Port Police Review Suggests Hiring, Use-of-Force Policy Changes

By Paul Kiefer

With the Seattle Police Department at the center of attention during city-wide protests in the summer of 2020, the Port of Seattle took the opportunity to launch a sweeping review of its own police department.

Although the Port Commission did not launch the review in response to public criticism of Port police, the department’s reputation was on shaky ground. When protests erupted at the end of May, Port police officers joined SPD during widely scrutinized clashes in downtown Seattle, and in June, the department placed its chief, Rodney Covey, on administrative leave pending the outcome of an investigation into allegations that he discriminated against a Black officer.

A month later, with the department in the hands of acting chief Michael Villa, a task force led by the Port’s director of equity and the president of the Port’s Black employee resource group began sifting through the policies and practices of the Port police.

To steer the task force, the commission tapped national police consulting firm 21CP Solutions, a firm replete with former SPD leaders, including former Seattle Police Chief Kathleen O’Toole, former SPD Chief Operating Officer Brian Maxey, and former Seattle Police Chief Carmen Best.

The task force presented the final product of its year-long review to the Port Commission on Tuesday, offering a mostly positive assessment of the department with some notable suggestions for improvement.

Most of the group’s recommendations involved the department’s policy manual, which relies heavily on a service called Lexipol—a library of boilerplate law enforcement policies that subscribing agencies can modify to match local laws. The reviewers deemed many of Lexipol’s policies “overly complex and technical, hard to comprehend, [and] disjointed,” and noted what while the Port police can adjust the policies to make them easier for officers to understand, the department has modified only 45 percent of the Lexipol policies in its manual.

The task force also outlined a slew of changes to bring the department’s policy manual in line with statewide standards for law enforcement and the department’s on-the-ground practices.. Notably, Port police policies don’t currently require officers to de-escalate confrontations when feasible.

The review could not account for 11 uses of force by Port police officers during protests in downtown Seattle and Tukwila in May  2020, including the use of tear gas, in part because the Port police only started wearing body cameras this year, after a new state law forced them to do so.

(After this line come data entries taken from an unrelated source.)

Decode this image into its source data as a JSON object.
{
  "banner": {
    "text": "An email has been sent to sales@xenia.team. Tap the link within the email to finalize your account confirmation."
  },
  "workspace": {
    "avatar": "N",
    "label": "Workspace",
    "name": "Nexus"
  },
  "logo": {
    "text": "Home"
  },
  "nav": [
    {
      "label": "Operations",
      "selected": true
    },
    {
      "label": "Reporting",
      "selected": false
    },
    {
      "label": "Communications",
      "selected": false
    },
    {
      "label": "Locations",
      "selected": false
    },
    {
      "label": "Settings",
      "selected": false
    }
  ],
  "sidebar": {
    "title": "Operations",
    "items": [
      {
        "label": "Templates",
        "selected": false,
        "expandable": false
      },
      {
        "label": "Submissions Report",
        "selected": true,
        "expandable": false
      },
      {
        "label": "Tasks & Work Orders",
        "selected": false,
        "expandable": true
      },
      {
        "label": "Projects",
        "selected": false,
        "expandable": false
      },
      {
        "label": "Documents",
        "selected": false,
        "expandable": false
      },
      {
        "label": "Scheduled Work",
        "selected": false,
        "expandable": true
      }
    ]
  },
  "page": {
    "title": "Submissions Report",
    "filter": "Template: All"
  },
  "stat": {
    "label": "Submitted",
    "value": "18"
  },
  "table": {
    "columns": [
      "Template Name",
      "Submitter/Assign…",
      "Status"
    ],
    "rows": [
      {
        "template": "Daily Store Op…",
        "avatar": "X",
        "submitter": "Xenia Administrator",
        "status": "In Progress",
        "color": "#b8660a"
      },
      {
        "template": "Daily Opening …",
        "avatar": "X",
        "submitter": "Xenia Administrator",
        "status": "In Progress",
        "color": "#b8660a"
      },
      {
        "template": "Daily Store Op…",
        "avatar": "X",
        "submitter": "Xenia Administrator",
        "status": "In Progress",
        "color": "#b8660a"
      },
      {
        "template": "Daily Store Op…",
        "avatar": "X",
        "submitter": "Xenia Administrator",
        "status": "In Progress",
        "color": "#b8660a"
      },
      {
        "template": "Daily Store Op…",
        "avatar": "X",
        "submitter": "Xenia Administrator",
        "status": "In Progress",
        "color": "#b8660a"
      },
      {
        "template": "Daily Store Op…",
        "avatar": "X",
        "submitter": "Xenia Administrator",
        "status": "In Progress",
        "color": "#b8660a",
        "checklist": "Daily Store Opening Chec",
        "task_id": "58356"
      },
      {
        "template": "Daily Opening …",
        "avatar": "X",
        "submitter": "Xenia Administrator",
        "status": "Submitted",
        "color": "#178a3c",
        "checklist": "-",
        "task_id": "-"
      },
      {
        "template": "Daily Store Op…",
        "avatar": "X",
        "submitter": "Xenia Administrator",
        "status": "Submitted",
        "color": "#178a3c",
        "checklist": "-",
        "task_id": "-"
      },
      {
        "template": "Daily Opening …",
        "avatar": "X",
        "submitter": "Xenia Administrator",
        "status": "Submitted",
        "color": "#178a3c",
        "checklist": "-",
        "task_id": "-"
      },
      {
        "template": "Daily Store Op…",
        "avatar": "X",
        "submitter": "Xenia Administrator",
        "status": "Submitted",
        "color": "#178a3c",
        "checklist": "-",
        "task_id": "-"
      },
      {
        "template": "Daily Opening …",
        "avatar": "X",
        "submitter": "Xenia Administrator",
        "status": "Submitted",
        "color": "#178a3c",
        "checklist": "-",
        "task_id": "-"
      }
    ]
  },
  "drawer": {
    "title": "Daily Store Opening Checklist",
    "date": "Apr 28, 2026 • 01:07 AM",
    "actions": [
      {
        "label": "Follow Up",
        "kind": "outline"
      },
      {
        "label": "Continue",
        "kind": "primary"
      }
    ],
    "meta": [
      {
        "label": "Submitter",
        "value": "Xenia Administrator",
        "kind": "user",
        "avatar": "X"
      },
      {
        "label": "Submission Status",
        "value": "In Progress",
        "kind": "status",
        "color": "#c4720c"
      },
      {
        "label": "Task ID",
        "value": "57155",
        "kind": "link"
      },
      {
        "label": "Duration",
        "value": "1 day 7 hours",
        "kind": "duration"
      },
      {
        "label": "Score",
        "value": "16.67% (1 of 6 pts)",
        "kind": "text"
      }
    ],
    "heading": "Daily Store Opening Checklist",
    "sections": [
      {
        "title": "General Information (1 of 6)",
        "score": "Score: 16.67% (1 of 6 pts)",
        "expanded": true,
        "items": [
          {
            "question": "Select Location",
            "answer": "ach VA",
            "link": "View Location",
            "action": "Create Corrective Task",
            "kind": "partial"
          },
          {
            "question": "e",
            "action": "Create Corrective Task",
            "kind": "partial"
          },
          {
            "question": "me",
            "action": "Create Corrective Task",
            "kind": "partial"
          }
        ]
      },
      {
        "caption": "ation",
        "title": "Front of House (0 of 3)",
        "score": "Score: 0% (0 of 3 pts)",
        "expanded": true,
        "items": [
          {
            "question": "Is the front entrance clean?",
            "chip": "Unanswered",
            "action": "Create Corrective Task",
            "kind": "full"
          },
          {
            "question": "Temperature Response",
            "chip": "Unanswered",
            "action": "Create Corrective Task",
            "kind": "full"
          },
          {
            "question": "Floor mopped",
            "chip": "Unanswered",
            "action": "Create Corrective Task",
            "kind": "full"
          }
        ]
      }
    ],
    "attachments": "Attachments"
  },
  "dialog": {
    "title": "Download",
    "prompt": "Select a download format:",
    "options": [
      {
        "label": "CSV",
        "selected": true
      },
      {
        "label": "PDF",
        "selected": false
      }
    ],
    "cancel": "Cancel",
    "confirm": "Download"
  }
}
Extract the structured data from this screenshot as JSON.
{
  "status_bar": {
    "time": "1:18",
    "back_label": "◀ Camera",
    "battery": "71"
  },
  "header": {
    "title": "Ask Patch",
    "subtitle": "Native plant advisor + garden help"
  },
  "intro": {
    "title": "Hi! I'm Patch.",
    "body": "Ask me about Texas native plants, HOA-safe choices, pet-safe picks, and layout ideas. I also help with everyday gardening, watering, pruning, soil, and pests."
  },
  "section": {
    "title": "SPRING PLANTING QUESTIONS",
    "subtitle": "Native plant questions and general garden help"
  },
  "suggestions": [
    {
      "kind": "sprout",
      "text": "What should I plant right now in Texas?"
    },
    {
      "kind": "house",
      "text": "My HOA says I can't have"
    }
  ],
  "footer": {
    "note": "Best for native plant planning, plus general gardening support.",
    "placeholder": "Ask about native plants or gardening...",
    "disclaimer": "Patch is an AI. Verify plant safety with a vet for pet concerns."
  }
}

When reviewing the remaining 90 incidents between 2018 and 2020, the consultants found that officers typically tried to use some de-escalation tactics even in the absence of an explicit requirement in their policy manual. Because of the lack of body-camera evidence to corroborate these officers’ accounts, the reviewers noted that their analysis was “only as deep as the reporting was accurate.”

The majority—75 percent—of these 90 incidents took place at SeaTac airport; the rest happened on or near Port properties in South King County, the Duwamish shoreline, and the Ship Canal.

More than half of the department’s uses of force involved trespassing calls, which are a rough proxy for responses to unhoused people on Port properties, particularly at the airport. The people on the receiving end in these incidents were disproportionately Black, whereas almost all uses of force against “members of the traveling public” at Port facilities involved white people, who were generally intoxicated, experiencing a mental health crisis, or both. While the reviewers largely avoided criticizing the officers’ decisions to use force, they raised concerns about two incidents in which officers used force to take people into custody for trespassing instead of simply allowing them to leave the airport.

In response, the task force recommended that the department shift away from a “police response to homelessness,” which they argued could also drastically reduce racial disparities in the department’s uses of force. The department recently hired a sworn officer with a background in social work to fill a new crisis coordinator position, which launched as a pilot last month. The goal, Villa said, is to “reduce the number of people experiencing homelessness at the airport” by referring unhoused people to services elsewhere in King County.

The report found that officers of color were more likely to report feeling undervalued and excluded from opportunities than their white coworkers; interviews with department staff later clarified that the officers’ concerns stem from perceived “cronyism” within a mostly white group of department staff. To address equity and fairness concerns, the task force recommended the department adopt formal policies to address conflicts of interest in the disciplinary process and reduce opportunities for bias during promotion decisions. The reviewers also suggested that the department develop a plan for recruiting Latinx and entry-level female officers; the department currently employs only one Latinx officer, and it has not hired a woman for an entry-level sworn position in three years.

The department has six months to create a plan to implement the recommendations. Deborah Jacobs, the former head of King County’s Office of Law Enforcement Oversight and one of the outside experts who participated in the review, believes the department is on firmer footing than other police departments that have faced similar reviews. “These aren’t the kinds of extreme issues we see in some other departments: these are fixable,” Jacobs said. But like all police departments, she added, the most intractable challenges—and the most difficult to pin down—are cultural. “As we have seen time and time again, culture eats strategy and policy for lunch.”

One thought on “Port Police Review Suggests Hiring, Use-of-Force Policy Changes”

  1. This prevents misdoings and helps the citizens have a much better outlook in different kind of emergencies and situations. Thank you for conducting this review this will help our community understand and coexist together.